Eighty year ago this week, RAF Bomber Command finally begins to carry out the mission it set itself in 1938 and visionarily-led special forces counter-balance conventional military failure in Burma
RAF Bomber Command mounted its largest raid of the war by weight of bombs, dropping 2,000 tons on the city of Dortmund as the campaign that came to be called the Battle of the Ruhr got under way. Its previous record was 1,500 tons a few weeks before. The Command's destructive power had grown because the 1938 Scheme M programme of migrating to an entirely heavy bomber force was finally becoming a reality. Twin-engine Vickers Wellingtons still featured largely in its arsenal, but four-engined Lancasters and Halifaxes were taking over.
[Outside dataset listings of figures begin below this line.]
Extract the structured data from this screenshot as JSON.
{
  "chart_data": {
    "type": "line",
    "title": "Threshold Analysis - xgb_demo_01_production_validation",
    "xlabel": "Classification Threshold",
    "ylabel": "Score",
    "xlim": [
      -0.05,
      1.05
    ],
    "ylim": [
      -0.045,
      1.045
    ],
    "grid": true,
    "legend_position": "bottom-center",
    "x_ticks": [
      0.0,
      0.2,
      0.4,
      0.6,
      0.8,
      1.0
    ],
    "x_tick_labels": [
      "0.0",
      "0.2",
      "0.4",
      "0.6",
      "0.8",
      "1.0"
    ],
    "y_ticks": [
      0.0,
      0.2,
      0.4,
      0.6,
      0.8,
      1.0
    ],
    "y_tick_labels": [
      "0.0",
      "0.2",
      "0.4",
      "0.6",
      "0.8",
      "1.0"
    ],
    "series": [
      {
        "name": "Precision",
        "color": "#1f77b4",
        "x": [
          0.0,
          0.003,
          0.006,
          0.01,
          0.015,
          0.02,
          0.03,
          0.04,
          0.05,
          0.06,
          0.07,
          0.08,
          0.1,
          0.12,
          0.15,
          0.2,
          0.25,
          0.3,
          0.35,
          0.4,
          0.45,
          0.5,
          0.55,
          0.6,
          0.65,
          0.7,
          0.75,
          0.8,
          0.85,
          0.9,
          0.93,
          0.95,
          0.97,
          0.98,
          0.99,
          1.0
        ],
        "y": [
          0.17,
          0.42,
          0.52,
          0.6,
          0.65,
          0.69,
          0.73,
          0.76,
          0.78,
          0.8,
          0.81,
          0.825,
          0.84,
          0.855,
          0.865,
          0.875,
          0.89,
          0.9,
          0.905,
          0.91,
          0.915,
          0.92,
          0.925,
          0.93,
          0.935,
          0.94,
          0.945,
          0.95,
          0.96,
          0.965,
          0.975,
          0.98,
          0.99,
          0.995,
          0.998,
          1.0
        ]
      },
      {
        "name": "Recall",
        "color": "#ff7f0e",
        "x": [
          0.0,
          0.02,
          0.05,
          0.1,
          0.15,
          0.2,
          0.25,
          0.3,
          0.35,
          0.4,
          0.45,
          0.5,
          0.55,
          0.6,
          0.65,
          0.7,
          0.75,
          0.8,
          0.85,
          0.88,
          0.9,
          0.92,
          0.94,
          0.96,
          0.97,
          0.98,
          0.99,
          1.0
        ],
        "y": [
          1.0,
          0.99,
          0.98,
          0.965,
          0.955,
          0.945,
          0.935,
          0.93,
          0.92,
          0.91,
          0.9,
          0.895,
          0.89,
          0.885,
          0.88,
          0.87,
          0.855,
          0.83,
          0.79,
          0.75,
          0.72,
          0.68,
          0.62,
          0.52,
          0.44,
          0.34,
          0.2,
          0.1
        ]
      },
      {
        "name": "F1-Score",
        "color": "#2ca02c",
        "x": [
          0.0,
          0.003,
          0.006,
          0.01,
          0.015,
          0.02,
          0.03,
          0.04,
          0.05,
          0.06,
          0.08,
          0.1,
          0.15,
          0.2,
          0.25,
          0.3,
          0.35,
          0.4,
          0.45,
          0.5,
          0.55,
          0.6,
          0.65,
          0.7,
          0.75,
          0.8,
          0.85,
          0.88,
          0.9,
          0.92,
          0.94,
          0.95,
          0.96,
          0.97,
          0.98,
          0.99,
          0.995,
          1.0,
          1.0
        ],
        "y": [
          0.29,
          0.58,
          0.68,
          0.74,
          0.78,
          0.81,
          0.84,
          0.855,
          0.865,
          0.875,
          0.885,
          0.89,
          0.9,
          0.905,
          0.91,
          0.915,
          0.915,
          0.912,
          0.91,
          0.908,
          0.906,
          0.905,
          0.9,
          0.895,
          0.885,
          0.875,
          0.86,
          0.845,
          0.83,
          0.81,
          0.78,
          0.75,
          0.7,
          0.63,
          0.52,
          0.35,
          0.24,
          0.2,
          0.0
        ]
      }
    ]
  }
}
The first Chindit operation, Operation Longcloth, behind Japanese lines in Burma was announced publicly. The tale of bravery and inventiveness served as a counterweight to the embarrassing news of the failure of the Arakan offensive. Militarily it achieved almost nothing against the Japanese and only half of the 3,000 troops committed had survived in fit state for future combat. The Chindits and their visionary commander, Orde Wingate, fitted Churchill's predilection for special forces.
Churchill was accorded the honour of addressing both houses of Congress in Washington. This appeared to mark a high point in the Anglo-US alliance but behind the prime minister's back the President was proposing a purely bilateral meeting with Stalin. Britain was drifting towards junior partnership in the post-war world order. Stalin played up and announced the dissolution of Comintern, the organisation charged with spreading socialist revolution worldwide in a wholly spurious gesture of abandoning the Soviet Union's international ambitions.